So much has changed in venture capital since the start of the year, and many founders don’t fully understand it.  It’s just a radically different business than it was in January.  And founders don’t really need to understand all the changes in venture capital.  But they should understand some.

One is the concept of “reserves”, which is super important to VCs, but not something founders usually need to understand in The Best of TimesBecause in the Best of Times, there’s always more money to invest in top performers — and even mid-pack performers.  Money almost always comes from somewhere to write second and third checks into the winners.

But in tougher times, really in more stressful times in venture (like right now) … that money for second and third checks almost disappears.

What’s happening?  Let’s walk through it.

Imagine a “typical” $150m VC fund.  (There’s no typical fund really, but in the end, most funds of approximately this size are run almost the same):

  • 20% or more of the fund is eaten up by fees.  That really leaves just $120m to invest.  (Yes, there are ways to “recycle” to get the amount available to invest up, but that’s not super important for this analysis).
  • Typically the fund would do 20-30 core investments using half that $120m, so maybe $2.5m checks on average ($2.5m x 25 = $62.5m)
  • The other half of the fund, after fees, is “reserved” for follow-on investments.  Pro ratas, and second and third checks into later rounds and some bridge rounds.

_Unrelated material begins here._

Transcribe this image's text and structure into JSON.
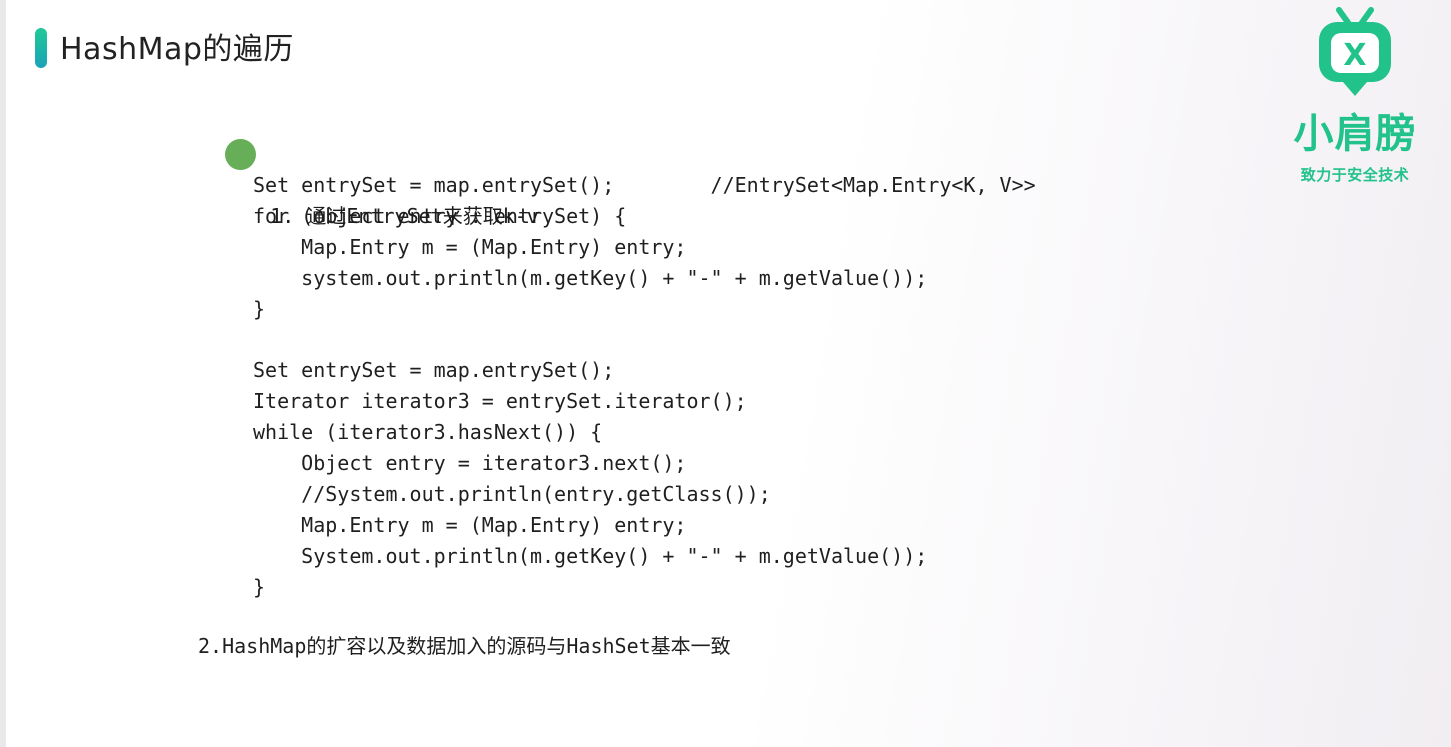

Now, not every one of those 25 investments will do another round, but often 70%+ will.  So that means 20+ investments, all that will need another check.  Out of a $65m pool.

Now when times are good, and uprounds happen seemingly every week, there’s not that much stress.  If, as a VC, you invested at $10m pre initially, and say it’s 2021 and that same startup is doing a 100x round at a $300m valuation, this early VC fund can pick and choose whether to invest more or not.  No one will care much if they invest in this later stage round, since it’s oversubscribed.  And the price is 30x higher, so anything but a huge check won’t really move the needle on ownership.  Many funds also raised separate Opportunity funds to invest more money in these later deals.

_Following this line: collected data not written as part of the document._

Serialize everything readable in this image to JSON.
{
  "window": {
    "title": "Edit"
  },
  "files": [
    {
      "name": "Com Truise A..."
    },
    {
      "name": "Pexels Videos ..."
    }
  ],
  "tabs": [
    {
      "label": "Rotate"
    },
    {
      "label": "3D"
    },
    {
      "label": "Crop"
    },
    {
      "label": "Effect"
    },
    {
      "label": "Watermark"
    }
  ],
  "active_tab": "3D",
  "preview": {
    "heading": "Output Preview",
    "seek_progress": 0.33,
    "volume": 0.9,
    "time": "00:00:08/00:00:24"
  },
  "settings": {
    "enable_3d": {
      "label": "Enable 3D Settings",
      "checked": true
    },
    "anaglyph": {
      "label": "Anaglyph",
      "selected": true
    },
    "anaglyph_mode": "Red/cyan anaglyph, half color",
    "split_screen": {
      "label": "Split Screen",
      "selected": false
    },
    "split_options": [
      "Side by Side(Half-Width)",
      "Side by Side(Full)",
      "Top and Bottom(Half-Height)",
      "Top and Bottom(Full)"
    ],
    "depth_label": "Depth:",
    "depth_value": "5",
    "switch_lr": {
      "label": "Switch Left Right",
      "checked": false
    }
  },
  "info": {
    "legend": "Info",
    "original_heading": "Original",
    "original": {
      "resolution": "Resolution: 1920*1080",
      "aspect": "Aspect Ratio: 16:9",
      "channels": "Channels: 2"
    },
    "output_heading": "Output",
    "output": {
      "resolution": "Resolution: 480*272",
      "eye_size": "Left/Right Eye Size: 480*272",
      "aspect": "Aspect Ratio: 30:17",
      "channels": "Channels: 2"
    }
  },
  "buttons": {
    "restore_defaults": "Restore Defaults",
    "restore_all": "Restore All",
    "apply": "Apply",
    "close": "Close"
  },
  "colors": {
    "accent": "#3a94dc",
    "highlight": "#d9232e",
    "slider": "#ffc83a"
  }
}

Let’s fast forward to 2022.  Now, it’s 5x-10x harder to get those uprounds done.  Maybe even harder than that.  Now, imagine 10 of those 20 portfolio companies are doing OK but don’t have Tiger Global or Softbank to magically do the next round at a high price.  This $150m fund now has to invest in those 10 rounds to support them.  And sometimes, is almost forced to.

Now, it’s 10 portfolio companies competing for a slice of that $62.5m for reserves.  Imagine first half has already been invested, so only $31m is left.

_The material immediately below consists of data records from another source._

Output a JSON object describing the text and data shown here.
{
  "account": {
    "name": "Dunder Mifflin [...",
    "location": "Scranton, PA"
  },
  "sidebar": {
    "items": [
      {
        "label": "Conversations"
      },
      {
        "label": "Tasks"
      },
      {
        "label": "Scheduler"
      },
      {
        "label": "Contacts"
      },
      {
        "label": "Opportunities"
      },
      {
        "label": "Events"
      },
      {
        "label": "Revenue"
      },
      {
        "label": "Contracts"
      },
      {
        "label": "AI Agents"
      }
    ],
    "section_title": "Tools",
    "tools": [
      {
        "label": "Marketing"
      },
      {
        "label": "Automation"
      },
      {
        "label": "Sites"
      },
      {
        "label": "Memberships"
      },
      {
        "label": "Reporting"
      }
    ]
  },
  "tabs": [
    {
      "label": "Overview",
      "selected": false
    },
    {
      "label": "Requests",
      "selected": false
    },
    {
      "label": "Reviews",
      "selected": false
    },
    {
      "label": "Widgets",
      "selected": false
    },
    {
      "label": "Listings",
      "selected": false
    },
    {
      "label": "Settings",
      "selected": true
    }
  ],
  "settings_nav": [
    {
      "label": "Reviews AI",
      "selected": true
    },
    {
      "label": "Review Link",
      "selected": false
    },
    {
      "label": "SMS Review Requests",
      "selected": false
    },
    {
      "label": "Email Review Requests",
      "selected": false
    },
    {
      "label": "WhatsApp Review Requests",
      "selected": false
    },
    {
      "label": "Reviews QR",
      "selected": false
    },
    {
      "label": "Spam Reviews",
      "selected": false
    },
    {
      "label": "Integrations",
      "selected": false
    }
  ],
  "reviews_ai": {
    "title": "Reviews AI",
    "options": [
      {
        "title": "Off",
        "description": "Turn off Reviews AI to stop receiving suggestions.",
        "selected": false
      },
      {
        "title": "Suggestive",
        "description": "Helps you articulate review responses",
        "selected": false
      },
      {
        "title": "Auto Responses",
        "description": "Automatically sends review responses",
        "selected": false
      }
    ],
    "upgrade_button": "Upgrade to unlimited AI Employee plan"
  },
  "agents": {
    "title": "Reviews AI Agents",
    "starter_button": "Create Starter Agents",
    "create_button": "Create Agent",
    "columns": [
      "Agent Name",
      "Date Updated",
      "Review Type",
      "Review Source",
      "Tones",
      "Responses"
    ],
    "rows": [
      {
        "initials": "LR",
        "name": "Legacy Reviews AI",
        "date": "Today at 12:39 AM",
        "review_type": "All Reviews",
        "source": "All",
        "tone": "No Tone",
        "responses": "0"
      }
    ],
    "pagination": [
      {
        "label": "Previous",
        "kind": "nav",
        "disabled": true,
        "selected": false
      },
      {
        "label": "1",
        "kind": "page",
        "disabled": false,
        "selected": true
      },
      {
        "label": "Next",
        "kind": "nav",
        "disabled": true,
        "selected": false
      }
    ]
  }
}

All of a sudden, you’re in triage mode:

  • VC partners start to worry their investments won’t get any of the now scarce reserves
  • The check size for extensions, seed-2 rounds, and more gets cut, because so many more existing companies need checks
  • In good times, reserves seem less scarce, so at the margin, good-but-not-great performing portfolio companies get another check.  The exact opposite happens in tougher times.
  • If you can get out of writing that next check as a VC, you may try to.  There just isn’t much left.
  • So, fewer and fewer hands are raised to help write additional checks into portfolio companies that need them.

This gets more acute both with brand new funds, and with older funds.  Older funds run out of reserves.  For example, SaaStr Fund I from 2017 has now deployed $61m of its $68m.  There’s only $7m left to invest for the next 4-5 years.  That’s tight (I’ll admit).  Tighter than I’d modeled, even.

And newer funds are under stress to be more diligent.  The bar for second checks is higher there too, with reserves all of a sudden seeming much more defensive than a year ago.  And really, with founders competing with everyone else in their VCs’ portfolios for those now scarce reserve dollars.

Net net, your VCs have a lot less to invest in you than they did just a few months ago, and the internal scrutiny on those checks is way up.  And that alone drives up a lot of stress, and makes extension rounds much harder.  Funds pull up spreadsheets, force rank their portfolio companies, and start soft-allocating what’s left mainly to the true break-out winners.

In fact, many savvy CEOs and VCs very quickly did round extensions this year to tap into these limited pools of reserve capital.

In many cases, it’s just too late now.

A reason to be even more conservative with how you spend that very expensive venture capital.

And also — ask.  Ask your VCs how much more than have left to invest, and what it would take.  If they are cagey, push them harder.  You deserve to know.  In fact, as founders, it’s your job to know.  Just ask.  No one asks.